Leadership und empathisches Zuhören sind eine Kunst – insbesondere, wenn es darum geht, sich als Führungskraft in verschiedene Denkwelten hineinzuversetzen, um dann bewusster und zielorientierter Entscheidungen zu treffen und Veränderungen zu gestalten.
In Zeiten, in denen das soziale, ökonomische und ökologische Wohlergehen gefährdet ist, bedarf es neben innovativen Denken auch empathisches Zuhören für den Umgang mit Herausforderungen im Rahmen von Leadership. Die Komplexität der Probleme braucht eine andere Qualität der Herangehensweise, da einige Bewältigungsmuster aus der Vergangenheit an Gültigkeit verlieren oder bereits verloren haben. Die Umbrüche in Märkten sowie im sozialen und politischen Umfeld erfordern bei Führungsentscheidungen mehr und mehr die Orientierung an den Zukunftsmöglichkeiten. Gleichzeitig ist bei der Transformation überkommender Strukturen und Prozesse der Blick sowohl auf die materielle (Gewinn) als auch auch die ideelle (Sinnerleben) Wertschöpfung bedeutsam.
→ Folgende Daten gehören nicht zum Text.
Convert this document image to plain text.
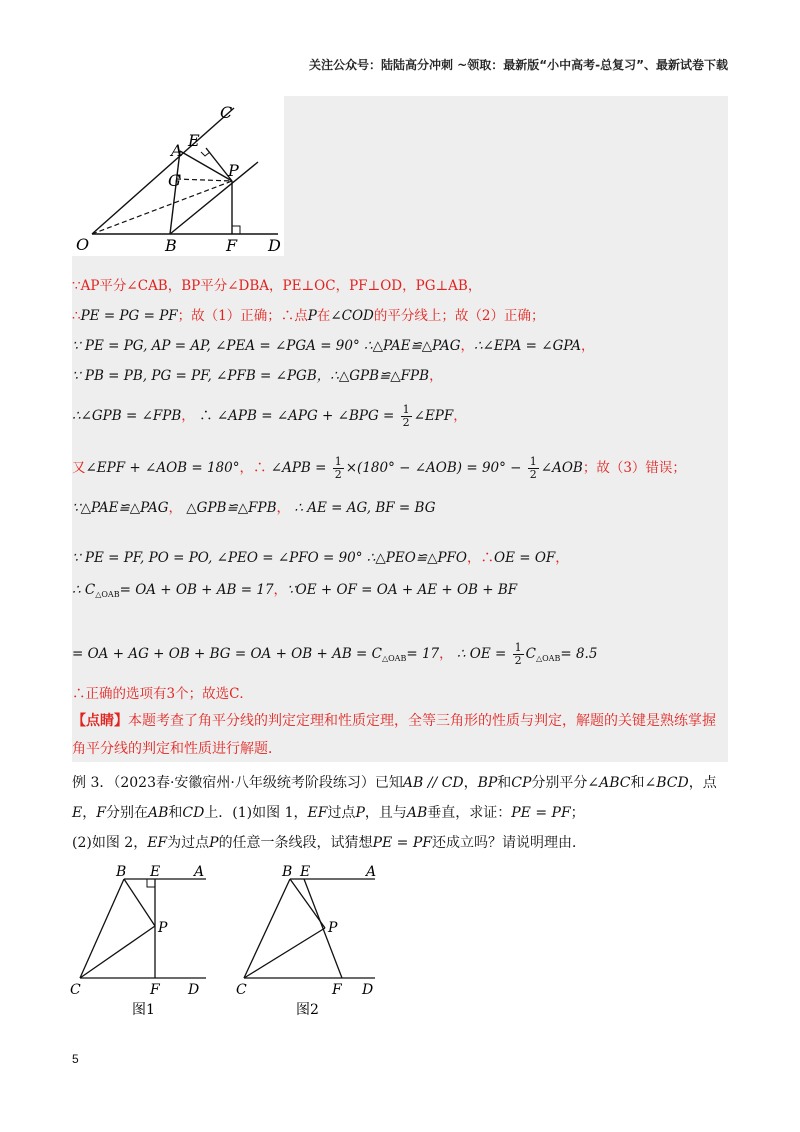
关注公众号：陆陆高分冲刺 ~领取：最新版“小中高考-总复习”、最新试卷下载
C
E
A
G
P
O	B	F D
∵AP平分∠CAB，BP平分∠DBA，PE⊥OC，PF⊥OD，PG⊥AB，
∴PE = PG = PF；故（1）正确；∴点P在∠COD的平分线上；故（2）正确；
∵ PE = PG, AP = AP, ∠PEA = ∠PGA = 90° ∴△PAE≌△PAG，∴∠EPA = ∠GPA，
∵ PB = PB, PG = PF, ∠PFB = ∠PGB，∴△GPB≌△FPB，
∴∠GPB = ∠FPB， ∴ ∠APB = ∠APG + ∠BPG = $\frac{1}{2}$ ∠EPF，
又∠EPF + ∠AOB = 180°，∴ ∠APB = $\frac{1}{2} \times(180^\circ$ − ∠AOB) = $90^\circ - \frac{1}{2}$ ∠AOB；故（3）错误；
∵△PAE≌△PAG， △GPB≌△FPB， ∴ AE = AG, BF = BG
∵ PE = PF, PO = PO, ∠PEO = ∠PFO = 90° ∴△PEO≌△PFO，∴OE = OF，
∴ $C_{\triangle OAB}=$ OA + OB + AB = 17，∵OE + OF = OA + AE + OB + BF
= OA + AG + OB + BG = OA + OB + AB = $C_{\triangle OAB}= 17$， ∴ OE = $\frac{1}{2} C_{\triangle OAB}= 8.5$
∴正确的选项有3个；故选C．
【点睛】本题考查了角平分线的判定定理和性质定理，全等三角形的性质与判定，解题的关键是熟练掌握
角平分线的判定和性质进行解题．
例 3．（2023春·安徽宿州·八年级统考阶段练习）已知AB // CD，BP和CP分别平分∠ABC和∠BCD，点
E，F分别在AB和CD上．(1)如图 1，EF过点P，且与AB垂直，求证：PE = PF；
(2)如图 2，EF为过点P的任意一条线段，试猜想PE = PF还成立吗？请说明理由．
B E A
P
C	F D
图1
B E	A
P
C	F D
图2
5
Was wir im Zeitalter der Disruption steuern können, ist die innere Reaktion auf die meist als krisenhaft erlebte Zerrüttung. Die Zukunft unserer Systeme hängt mit von unseren Entscheidungen ab. Wir können uns gemäß dem Motto „Augen zu und durch“ dem Neuen gegenüber verschließen und an alten Mustern festhalten. Oder aber wir öffnen uns und hinterfragen unsere bisherige Wahrnehmung mit den dazugehörenden Schlussfolgerungen, die sich in unseren Aktivitäten widerspiegeln.
Empathisch zuzuhören bedeutet in diesem Zusammenhang, den eigenen Geist, das Herz und den Willen für die im Entstehen begriffene Zukunft zu öffnen. Dieser Prozess der Transformation wird in der U-Theorie von Dr. C. Otto Scharmer als „Presencing“ bezeichnet. Sie gelingt umso leichter, wenn wir uns neugierig und mutig in Bewegung setzen und dabei unser bisheriges Wissen und Beurteilen loslassen. Denn „Wenn ich nicht weiß – und weiß, dass ich nicht weiß -, dann beginne ich wirklich zuzuhören.“ (C. Otto Scharmer 2013)
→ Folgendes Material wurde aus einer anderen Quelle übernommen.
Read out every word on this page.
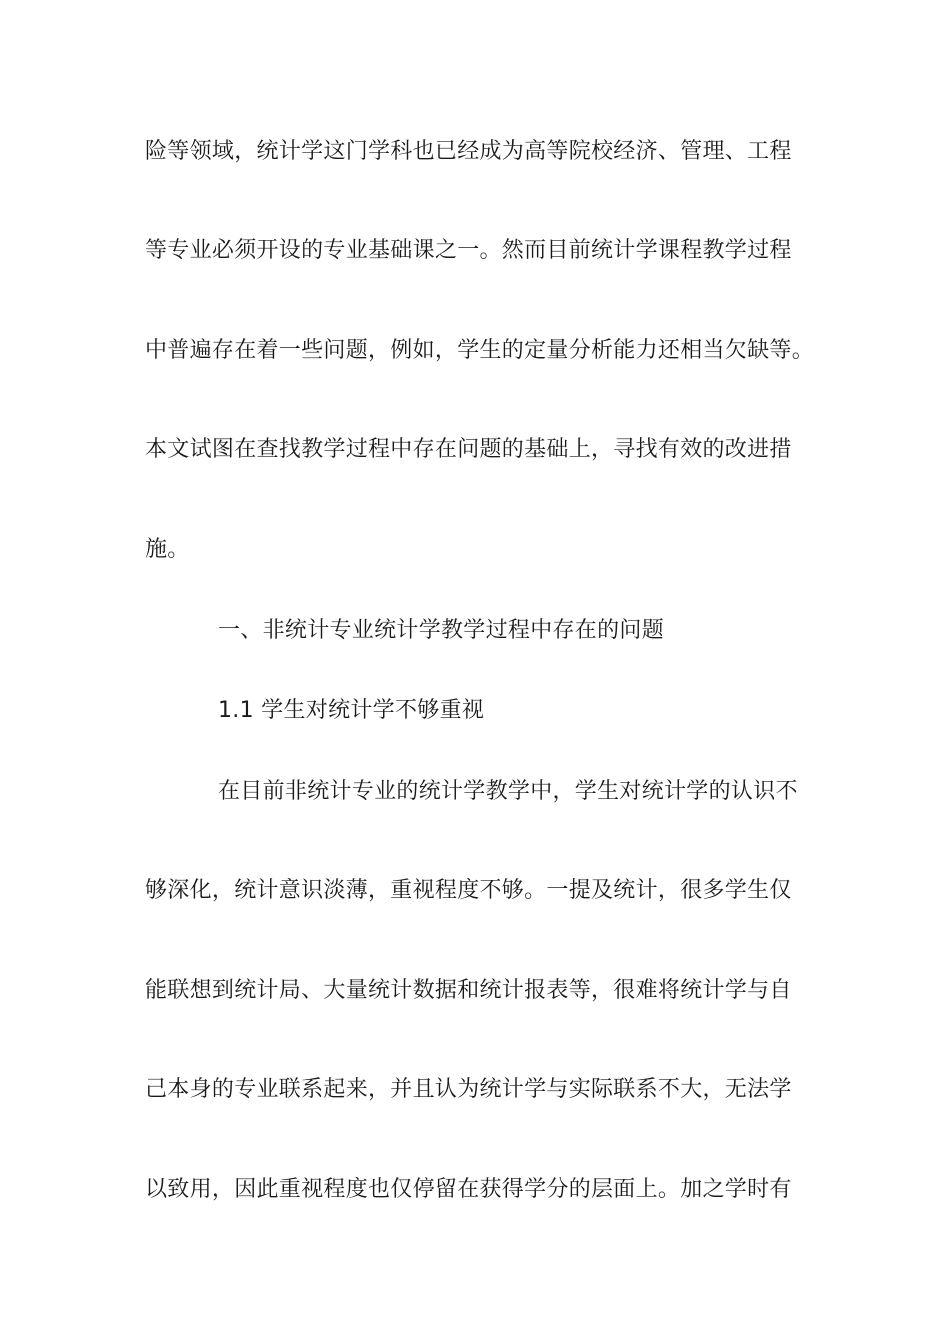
险等领域，统计学这门学科也已经成为高等院校经济、管理、工程
等专业必须开设的专业基础课之一。然而目前统计学课程教学过程
中普遍存在着一些问题，例如，学生的定量分析能力还相当欠缺等。
本文试图在查找教学过程中存在问题的基础上，寻找有效的改进措
施。
一、非统计专业统计学教学过程中存在的问题
1.1 学生对统计学不够重视
在目前非统计专业的统计学教学中，学生对统计学的认识不
够深化，统计意识淡薄，重视程度不够。一提及统计，很多学生仅
能联想到统计局、大量统计数据和统计报表等，很难将统计学与自
己本身的专业联系起来，并且认为统计学与实际联系不大，无法学
以致用，因此重视程度也仅停留在获得学分的层面上。加之学时有
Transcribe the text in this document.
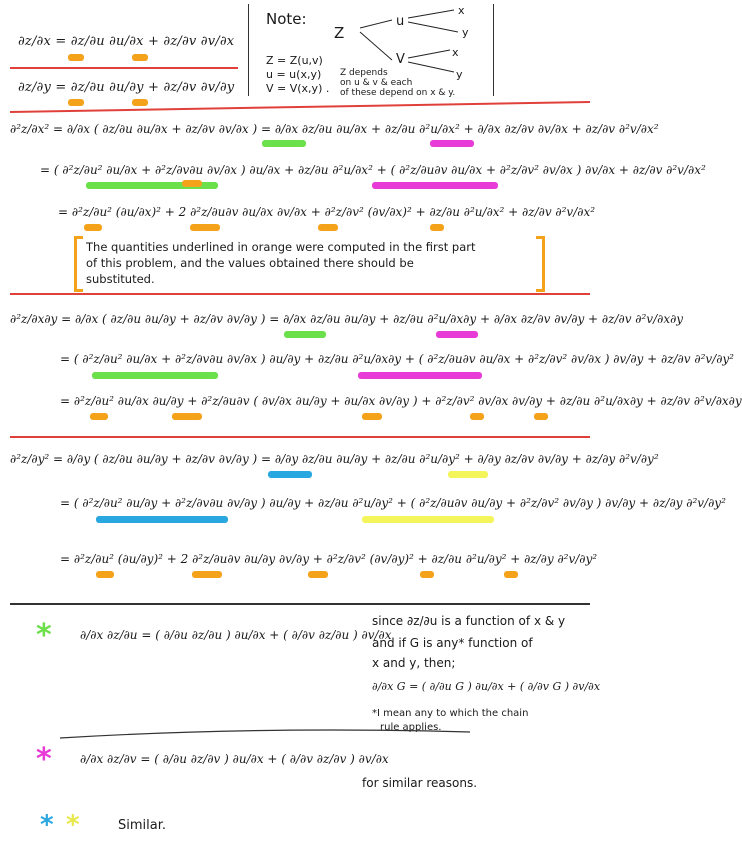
∂z/∂x = ∂z/∂u ∂u/∂x + ∂z/∂v ∂v/∂x
∂z/∂y = ∂z/∂u ∂u/∂y + ∂z/∂v ∂v/∂y
Note:
Z
u
V
x
y
x
y
Z = Z(u,v)
u = u(x,y)
V = V(x,y) .
Z depends
on u & v & each
of these depend on x & y.
∂²z/∂x² = ∂/∂x ( ∂z/∂u ∂u/∂x + ∂z/∂v ∂v/∂x ) = ∂/∂x ∂z/∂u ∂u/∂x + ∂z/∂u ∂²u/∂x² + ∂/∂x ∂z/∂v ∂v/∂x + ∂z/∂v ∂²v/∂x²
= ( ∂²z/∂u² ∂u/∂x + ∂²z/∂v∂u ∂v/∂x ) ∂u/∂x + ∂z/∂u ∂²u/∂x² + ( ∂²z/∂u∂v ∂u/∂x + ∂²z/∂v² ∂v/∂x ) ∂v/∂x + ∂z/∂v ∂²v/∂x²
= ∂²z/∂u² (∂u/∂x)² + 2 ∂²z/∂u∂v ∂u/∂x ∂v/∂x + ∂²z/∂v² (∂v/∂x)² + ∂z/∂u ∂²u/∂x² + ∂z/∂v ∂²v/∂x²
The quantities underlined in orange were computed in the first part
of this problem, and the values obtained there should be
substituted.
∂²z/∂x∂y = ∂/∂x ( ∂z/∂u ∂u/∂y + ∂z/∂v ∂v/∂y ) = ∂/∂x ∂z/∂u ∂u/∂y + ∂z/∂u ∂²u/∂x∂y + ∂/∂x ∂z/∂v ∂v/∂y + ∂z/∂v ∂²v/∂x∂y
= ( ∂²z/∂u² ∂u/∂x + ∂²z/∂v∂u ∂v/∂x ) ∂u/∂y + ∂z/∂u ∂²u/∂x∂y + ( ∂²z/∂u∂v ∂u/∂x + ∂²z/∂v² ∂v/∂x ) ∂v/∂y + ∂z/∂v ∂²v/∂y²
= ∂²z/∂u² ∂u/∂x ∂u/∂y + ∂²z/∂u∂v ( ∂v/∂x ∂u/∂y + ∂u/∂x ∂v/∂y ) + ∂²z/∂v² ∂v/∂x ∂v/∂y + ∂z/∂u ∂²u/∂x∂y + ∂z/∂v ∂²v/∂x∂y
∂²z/∂y² = ∂/∂y ( ∂z/∂u ∂u/∂y + ∂z/∂v ∂v/∂y ) = ∂/∂y ∂z/∂u ∂u/∂y + ∂z/∂u ∂²u/∂y² + ∂/∂y ∂z/∂v ∂v/∂y + ∂z/∂y ∂²v/∂y²
= ( ∂²z/∂u² ∂u/∂y + ∂²z/∂v∂u ∂v/∂y ) ∂u/∂y + ∂z/∂u ∂²u/∂y² + ( ∂²z/∂u∂v ∂u/∂y + ∂²z/∂v² ∂v/∂y ) ∂v/∂y + ∂z/∂y ∂²v/∂y²
= ∂²z/∂u² (∂u/∂y)² + 2 ∂²z/∂u∂v ∂u/∂y ∂v/∂y + ∂²z/∂v² (∂v/∂y)² + ∂z/∂u ∂²u/∂y² + ∂z/∂y ∂²v/∂y²
* ∂/∂x ∂z/∂u = ( ∂/∂u ∂z/∂u ) ∂u/∂x + ( ∂/∂v ∂z/∂u ) ∂v/∂x
since ∂z/∂u is a function of x & y
and if G is any* function of
x and y, then;
∂/∂x G = ( ∂/∂u G ) ∂u/∂x + ( ∂/∂v G ) ∂v/∂x
*I mean any to which the chain
rule applies.
* ∂/∂x ∂z/∂v = ( ∂/∂u ∂z/∂v ) ∂u/∂x + ( ∂/∂v ∂z/∂v ) ∂v/∂x
for similar reasons.
* *	Similar.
Nun sind wir ja alle gewisse „Gewohnheitstiere“, da Rituale das alltägliche Leben vereinfachen. Doch genauso gut können dadurch Hindernisse entstehen, wenn es darum geht, in einer Zeit der Unsicherheit Veränderungsprozesse zu gestalten. Wir stehen uns mit der Art und Weise, wie wir uns mit anderen Menschen austauschen, so manches mal selbst im Wege. Haben Sie sich auch schon mal gefragt, welche Denkmuster Sie prägen und worauf Sie Ihre Aufmerksamkeit richten? Manchmal ist es doch so, dass wir uns darauf konzentrieren, dass sich das Gewohnte mittels unserer Beurteilung bestätigt, statt staunend auf andere Perspektiven der Wahrnehmung und Möglichkeiten des Handelns zu blicken?
Leadership fängt mit Self-Leadership an. Angesichts der disruptiven Herausforderungen in der VUCA-Welt bedeutet dies für uns, im privaten und beruflichen Kontext einen Umgang mit Volatilität (Schwankungsintensität), Unsicherheit, Komplexität und Ambiguität (Mehrdeutigkeit) zu finden. Denn so manches hat in der heutigen Gesellschaft an Gültigkeit verloren.
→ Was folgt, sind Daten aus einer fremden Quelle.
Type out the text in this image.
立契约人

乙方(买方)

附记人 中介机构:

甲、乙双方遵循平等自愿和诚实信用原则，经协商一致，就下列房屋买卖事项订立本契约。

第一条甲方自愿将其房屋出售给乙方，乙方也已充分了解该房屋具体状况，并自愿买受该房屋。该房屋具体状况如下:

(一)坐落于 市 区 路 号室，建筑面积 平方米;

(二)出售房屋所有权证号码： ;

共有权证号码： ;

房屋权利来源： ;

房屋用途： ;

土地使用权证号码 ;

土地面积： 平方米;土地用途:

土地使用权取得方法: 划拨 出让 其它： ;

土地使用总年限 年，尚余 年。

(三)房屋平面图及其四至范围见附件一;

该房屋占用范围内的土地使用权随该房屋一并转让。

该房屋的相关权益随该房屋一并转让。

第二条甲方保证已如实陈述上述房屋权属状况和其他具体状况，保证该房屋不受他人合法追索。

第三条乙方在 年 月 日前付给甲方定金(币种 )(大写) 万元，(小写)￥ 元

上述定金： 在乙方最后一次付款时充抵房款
Ausgehend von der U-Theorie von Otto Scharmer – ein gefragter Aktionsforscher in Bezug auf Veränderungsprozesse in Politik und Wirtschaft – werden in diesem Blog relevante Aspekte für das Leadership-Denken vorgestellt, die Voraussetzung für Zukunftsfähigkeit mit dem dazugehörenden Denken und Handeln sind. Lernen lässt sich eben nicht nur von der Vergangenheit, sondern auch von der Vorstellung der Zukunft.
Neues Denken in der Disruption
Wie kann ich ins Tun kommen, wenn ich nicht weiß, wie ich auf Herausforderungen reagieren soll, da bislang gültige Konzepte an Bedeutung verloren haben? Diese Frage haben sich wohl schon viele gestellt. Von der Zukunft her zu denken und zu handeln, kann dann eine Möglichkeit sein, um einen kreativen, statt reaktiven Weg zu finden.
Wenn wir uns selbst und anderen Menschen beginnen zuzuhören, ja wenn wir anfangen, in uns selbst reinzuhorchen und uns zugleich in andere Menschen mit Empathie hineinzuversetzen, dann können die Ideen ins Bewusstsein gelangen, die darauf warten, in die Welt gebracht zu werden. Und dies geschieht umso leichter, wenn neben dem Verstand auch das Herz gefragt wird. Es geht darum, innezuhalten und ohne Bewertung wahrzunehmen. Statt die Informationen gleich durch vorhandene Denkmuster in bestehende Erwartungen zu sortieren, können wir das Abweichende und Neue entdecken. Empathisches Zuhören ermöglicht uns, das Gehörte aus der Perspektive eines Anderen nachzuempfinden und den Blick auf einen Gesamtzusammenhang zu werfen. Zukünftige Optionen können so gefunden werden, die jenseits des bereits Bekannten liegen.
Dafür ist es notwendig, vorgefertigte Absichten fallenlassen zu können und sich für neue Intentionen zu öffnen. So können sich neue Möglichkeiten des Seins eröffnen. Insbesondere bei einer disruptiven Veränderung ist es von Bedeutung, los-lassen und zu-lassen zu können. Zugleich brauchen wir Leitwerte, die Orientierung in der Transformation geben. Denn welchen Zielzustand wollen wir anstreben? In welchen Beziehungen wollen wir im privaten und beruflichen Kontext leben? Wie wollen wir mit den vorhandenen Ressourcen umgehen?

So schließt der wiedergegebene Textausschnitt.